Early this semester, I had the privilege of meeting with Marquette law students who this past summer held Public Interest Law Society fellowships. These 25 individuals worked at organizations, geographically from Wisconsin to Chicago to Washington, D.C., with a variety of focuses—including public defender offices, legal services organizations, prosecutor’s offices, government agencies, and civil rights entities, scarcely to exhaust the list.
I learned so much from the conversation, arranged by Angela F. Schultz, assistant dean for public service at the Law School. Much of it would be worth relating, and I encourage everyone in our law school community to converse with one or more of our impressive PILS fellows.
In this post, with thanks to (and permission from) Morgan Kaplan, a second-year student, I want to highlight briefly one phenomenon that she observed this summer as a PILS fellow working at the Milwaukee Justice Center. More specifically, she described for the group some of the difficulties faced by pro se litigants hoping to modify family court orders in the Milwaukee County Circuit Court.
Here is the description, which I asked her to write up:
One might hope that filing a motion to modify a family court order would be a relatively straightforward proposition—perhaps even that a party could bring in the completed paperwork, drop it off (file it) in one place, and move on to preparing for the court date or other tasks.
This is not the case. Rather than a simplified process that promotes access to the civil justice system, pro se litigants must navigate a sea of forms and offices, even after they have filled out the modification form (the motion). The Milwaukee Justice Center has prepared a sort of map—a checklist—to guide their journey. Let’s travel with them.
1. Those who are eligible for a fee waiver, either based on income or receipt of public benefits, will start in Room 104, the Clerk of Court’s office, to have their fee waiver notarized.
2. That’s just notarization: Having the fee waiver approved requires a trip up to the Chief Judge’s office in Room 609. Once those interested have an approved fee waiver, then they can move on to the next steps to file the motion.
3. It’s time for filing. This happens in Room 104, the Clerk of Court’s office (a second time for those using a fee waiver). There, interested parties will either show their fee waiver or pay a filing fee, giving the original documents to the clerk. We may now call them “movants.”
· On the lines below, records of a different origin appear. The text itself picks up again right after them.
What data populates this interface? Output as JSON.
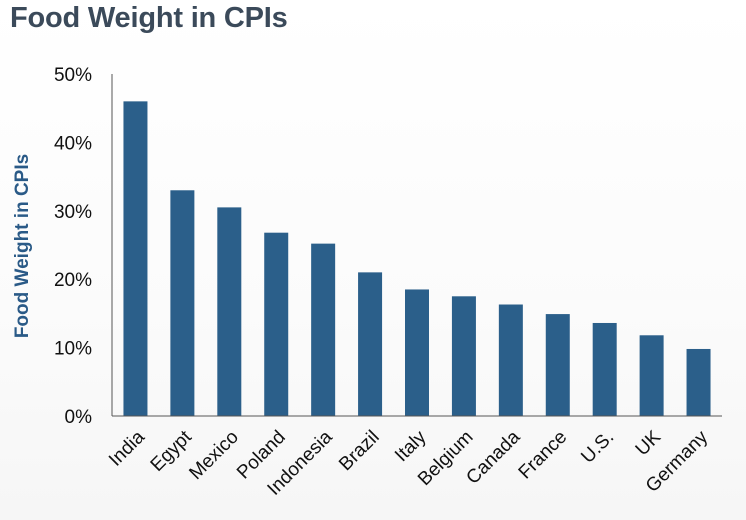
{
  "title": "Food Weight in CPIs",
  "colors": {
    "bar": "#2b5f8a",
    "title": "#3b4a5a",
    "axis_label": "#2a5a87",
    "axis_line": "#555555"
  },
  "chart_data": {
    "type": "bar",
    "title": "Food Weight in CPIs",
    "xlabel": "",
    "ylabel": "Food Weight in CPIs",
    "ylim": [
      0,
      50
    ],
    "yticks": [
      0,
      10,
      20,
      30,
      40,
      50
    ],
    "ytick_labels": [
      "0%",
      "10%",
      "20%",
      "30%",
      "40%",
      "50%"
    ],
    "grid": false,
    "categories": [
      "India",
      "Egypt",
      "Mexico",
      "Poland",
      "Indonesia",
      "Brazil",
      "Italy",
      "Belgium",
      "Canada",
      "France",
      "U.S.",
      "UK",
      "Germany"
    ],
    "values": [
      46,
      33,
      30.5,
      26.8,
      25.2,
      21,
      18.5,
      17.5,
      16.3,
      14.9,
      13.6,
      11.8,
      9.8
    ],
    "unit": "%"
  }
}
4. Then they will move upstairs (a second time for those with a fee waiver)—all the way to Room 707—to visit the office of the Family Court Commissioner. There, movants will hand all remaining copies of the motion to the calendar desk and get a hearing date, which will be stamped on all copies of the motion.
5. If the desired modification—the relief requested by the motion—involves a child support order, movants will head back down to Room 101, the Milwaukee County Child Support Office, to drop off a copy of the motion there as well.
6. After those three stops (five, in fact, for those with a fee waiver), movants will head over to the Safety Building, Room 102 (connected to the courthouse via skywalk), to fill out paperwork in hopes of having the Milwaukee County Sheriff serve the other party (if a county resident) with a final copy of the motion.
We all know that the processes of our civil justice system were not created with unrepresented litigants in mind, yet no one doubts that cases with such pro se litigants, in fact, predominate in family courts across the country. We may well ask whether we have taken enough steps to facilitate access to justice for these pro se litigants.